Mais les vrais sorts de guérison ou de protection coûtent trop cher en puissance magique pour que des gens ordinaires les utilisent. Si c'est visé comme un palliatif, un effet placebo, c'est valable ?

Je ne sais plus. Peut-être que je ne comprends pas la peine et la galère de ceux qui ont peu de puissance magique, parce que j'en ai beaucoup moi-même.

Pendant que je ruminais, on avait l'air d'être arrivés.

D'une petite maison au bord du lac s'échappait une odeur piquante de plantes médicinales, et cloué au seuil, quelque mue indéfinissable achevait de donner l'allure d'une demeure de jujutsushi.

Hiyori, qui connaît la musique, a deviné sans qu'on le dise que je n'avais aucune envie de rencontrer le jujutsushi en face, et nous a fait faire « pas bouger » au tigre et à moi à un endroit d'où on voyait la fenêtre rideau tirée, avant d'entrer dans la maison.

De nouveau, le temps d'attente pendant que Hiyori règle ses affaires.

Rien à faire à part regarder les champs, mais le jujutsushi, pourri qu'il soit, exerce la magie comme métier.

Dans les champs poussaient des plantes magiques à baies portant de minuscules gremlins comme fruits, et sous l'auvent de la grange, des trucs bruns et flétris ressemblant à des carottes humanoïdes (des mandragores ?) étaient ficelés en bottes et suspendus pour sécher.

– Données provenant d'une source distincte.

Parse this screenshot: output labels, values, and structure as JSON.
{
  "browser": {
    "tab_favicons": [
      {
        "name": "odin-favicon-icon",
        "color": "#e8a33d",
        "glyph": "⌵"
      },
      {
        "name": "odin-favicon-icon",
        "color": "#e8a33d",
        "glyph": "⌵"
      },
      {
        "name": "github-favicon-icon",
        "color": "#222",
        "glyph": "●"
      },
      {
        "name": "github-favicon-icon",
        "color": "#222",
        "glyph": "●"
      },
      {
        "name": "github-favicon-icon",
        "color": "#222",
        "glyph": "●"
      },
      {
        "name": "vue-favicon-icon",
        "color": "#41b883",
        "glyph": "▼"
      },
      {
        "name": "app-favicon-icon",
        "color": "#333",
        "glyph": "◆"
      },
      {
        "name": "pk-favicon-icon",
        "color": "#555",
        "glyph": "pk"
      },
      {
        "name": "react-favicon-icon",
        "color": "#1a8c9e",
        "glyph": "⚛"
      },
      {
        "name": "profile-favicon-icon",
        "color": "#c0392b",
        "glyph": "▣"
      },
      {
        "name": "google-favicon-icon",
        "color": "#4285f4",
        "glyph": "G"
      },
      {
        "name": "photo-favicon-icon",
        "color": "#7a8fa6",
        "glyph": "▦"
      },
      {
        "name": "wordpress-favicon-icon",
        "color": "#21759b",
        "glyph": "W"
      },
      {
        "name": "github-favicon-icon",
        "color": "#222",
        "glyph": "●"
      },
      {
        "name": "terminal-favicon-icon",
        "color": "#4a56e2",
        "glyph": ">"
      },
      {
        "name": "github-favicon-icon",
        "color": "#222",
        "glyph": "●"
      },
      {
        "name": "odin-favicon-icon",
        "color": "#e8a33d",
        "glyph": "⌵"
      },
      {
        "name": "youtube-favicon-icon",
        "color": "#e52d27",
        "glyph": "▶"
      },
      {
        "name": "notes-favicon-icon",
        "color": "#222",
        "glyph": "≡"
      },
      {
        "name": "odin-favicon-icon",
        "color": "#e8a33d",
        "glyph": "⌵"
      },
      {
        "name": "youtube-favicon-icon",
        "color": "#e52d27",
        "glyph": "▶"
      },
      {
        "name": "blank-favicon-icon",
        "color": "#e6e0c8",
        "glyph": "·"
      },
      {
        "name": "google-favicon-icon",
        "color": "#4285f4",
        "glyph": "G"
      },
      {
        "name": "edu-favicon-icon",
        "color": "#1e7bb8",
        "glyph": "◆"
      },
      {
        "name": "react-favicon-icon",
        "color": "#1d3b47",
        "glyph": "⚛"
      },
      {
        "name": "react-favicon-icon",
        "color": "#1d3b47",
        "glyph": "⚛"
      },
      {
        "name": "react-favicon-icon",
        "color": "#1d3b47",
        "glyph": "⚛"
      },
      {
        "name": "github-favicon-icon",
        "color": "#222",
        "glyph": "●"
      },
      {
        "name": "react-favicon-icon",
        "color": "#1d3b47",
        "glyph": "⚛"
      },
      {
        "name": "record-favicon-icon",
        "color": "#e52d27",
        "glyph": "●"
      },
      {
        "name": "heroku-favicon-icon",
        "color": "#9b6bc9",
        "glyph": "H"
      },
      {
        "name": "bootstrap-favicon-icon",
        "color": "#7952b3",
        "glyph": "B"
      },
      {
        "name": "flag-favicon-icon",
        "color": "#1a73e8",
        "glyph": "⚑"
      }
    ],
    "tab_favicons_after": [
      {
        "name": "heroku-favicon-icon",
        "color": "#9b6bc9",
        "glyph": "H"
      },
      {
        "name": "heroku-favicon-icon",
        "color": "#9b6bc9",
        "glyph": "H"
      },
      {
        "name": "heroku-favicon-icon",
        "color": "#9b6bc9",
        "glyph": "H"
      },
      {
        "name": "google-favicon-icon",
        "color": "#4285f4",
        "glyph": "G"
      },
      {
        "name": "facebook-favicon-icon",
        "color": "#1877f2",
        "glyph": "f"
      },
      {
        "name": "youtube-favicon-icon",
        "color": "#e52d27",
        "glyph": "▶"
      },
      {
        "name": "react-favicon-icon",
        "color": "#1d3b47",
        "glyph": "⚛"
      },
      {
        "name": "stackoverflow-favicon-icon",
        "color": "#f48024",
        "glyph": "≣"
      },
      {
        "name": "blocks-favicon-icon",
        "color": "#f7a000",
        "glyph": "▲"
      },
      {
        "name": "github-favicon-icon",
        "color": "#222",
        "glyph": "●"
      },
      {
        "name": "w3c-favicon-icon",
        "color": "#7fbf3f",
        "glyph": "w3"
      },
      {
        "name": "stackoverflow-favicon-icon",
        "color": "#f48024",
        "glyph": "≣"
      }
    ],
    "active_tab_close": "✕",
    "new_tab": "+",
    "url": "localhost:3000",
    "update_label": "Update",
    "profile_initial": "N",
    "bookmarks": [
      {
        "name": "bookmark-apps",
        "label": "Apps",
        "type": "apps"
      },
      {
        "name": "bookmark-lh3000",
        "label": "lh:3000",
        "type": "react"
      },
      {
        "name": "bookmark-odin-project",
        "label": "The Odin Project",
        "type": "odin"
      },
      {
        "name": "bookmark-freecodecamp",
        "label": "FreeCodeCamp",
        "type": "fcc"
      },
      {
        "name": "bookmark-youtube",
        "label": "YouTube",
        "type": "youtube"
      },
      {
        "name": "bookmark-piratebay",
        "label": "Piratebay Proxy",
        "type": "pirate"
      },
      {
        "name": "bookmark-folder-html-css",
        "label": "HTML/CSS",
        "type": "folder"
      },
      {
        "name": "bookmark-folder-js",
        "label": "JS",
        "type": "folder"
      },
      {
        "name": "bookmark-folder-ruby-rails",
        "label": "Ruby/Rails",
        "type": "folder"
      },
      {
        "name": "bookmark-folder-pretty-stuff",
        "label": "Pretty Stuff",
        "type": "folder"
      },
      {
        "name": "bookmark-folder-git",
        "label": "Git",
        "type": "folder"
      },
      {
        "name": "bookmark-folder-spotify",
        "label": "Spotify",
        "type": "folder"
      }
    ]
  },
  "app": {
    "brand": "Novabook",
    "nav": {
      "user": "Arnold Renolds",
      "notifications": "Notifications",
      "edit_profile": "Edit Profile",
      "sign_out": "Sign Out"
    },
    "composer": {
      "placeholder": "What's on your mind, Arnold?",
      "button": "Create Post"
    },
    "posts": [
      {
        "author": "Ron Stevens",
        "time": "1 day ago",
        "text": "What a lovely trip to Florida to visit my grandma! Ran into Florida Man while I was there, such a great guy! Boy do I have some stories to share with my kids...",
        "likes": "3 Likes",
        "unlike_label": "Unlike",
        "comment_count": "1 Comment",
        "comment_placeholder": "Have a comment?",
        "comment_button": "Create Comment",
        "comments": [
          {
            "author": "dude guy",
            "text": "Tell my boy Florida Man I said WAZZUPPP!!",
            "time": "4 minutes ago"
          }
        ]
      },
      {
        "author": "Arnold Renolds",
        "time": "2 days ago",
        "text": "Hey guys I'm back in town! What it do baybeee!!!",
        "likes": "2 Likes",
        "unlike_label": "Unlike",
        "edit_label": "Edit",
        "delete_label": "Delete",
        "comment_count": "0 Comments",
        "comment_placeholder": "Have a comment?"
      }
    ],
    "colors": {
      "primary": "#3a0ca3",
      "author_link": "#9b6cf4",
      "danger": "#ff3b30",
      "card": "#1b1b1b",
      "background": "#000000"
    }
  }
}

En reniflant l'air et en remarquant les carottes humanoïdes, le tigre-monstre a montré qu'il voulait y aller, donc c'est peut-être de la nourriture pour monstres.

Finalement, Hiyori est ressortie après avoir conclu l'affaire, et la remise du tigre à la vieille courbée et ridée s'est déroulée sans accroc.

« Baba Yaga. Que la protection des dieux et des esprits soit sur vous. »

« Ah, merci. Prends-en soin. »

« Je sais y faire. »

Raccompagnés par la profonde révérence de la vieille, nous avons quitté le village. Le tigre, qui essayait de nous suivre avec un air tout à fait naturel, a été retenu par les rênes que tenait la vieille, et est resté sur place en remuant la queue après avoir reçu à manger.

C'est un type attachant. Une fois apprivoisé, un tigre-monstre s'attache vite même aux inconnus, donc ça fait une bonne monture ou un bon animal de compagnie, mais un médiocre chien de garde.

« Tout à l'heure, la vieille a dit "Baba Yaga", c'est quoi ? »

« Baba Yaga, ça veut dire sorcière. C'est comme un dialecte local pour désigner les sorcières anciennes qui vivent depuis avant la catastrophe des gremlins. On appelle aussi baba yaga les vieilles majutsushi ou les majins, donc j'aime pas trop. »

« Ah… »

Se faire traiter de baba par une vieille ridée, ça pique.

Hiyori a plus de cent ans, donc c'est pas faux.

Mais moi aussi, si on me traite de vieux fossile, je le prends mal, donc je comprends son ressentiment.

C'est loin, le temps où j'étais gamin. Je n'imaginais pas que je vivrais plus d'un siècle.

Après le dernier point de relais, encore deux ou trois jours de marche et on arrive au royaume de Rus'.

J'ai hâte de voir de mes yeux l'artéfact Quodenenz, qui serait l'équivalent supérieur de l'Octa Météorite.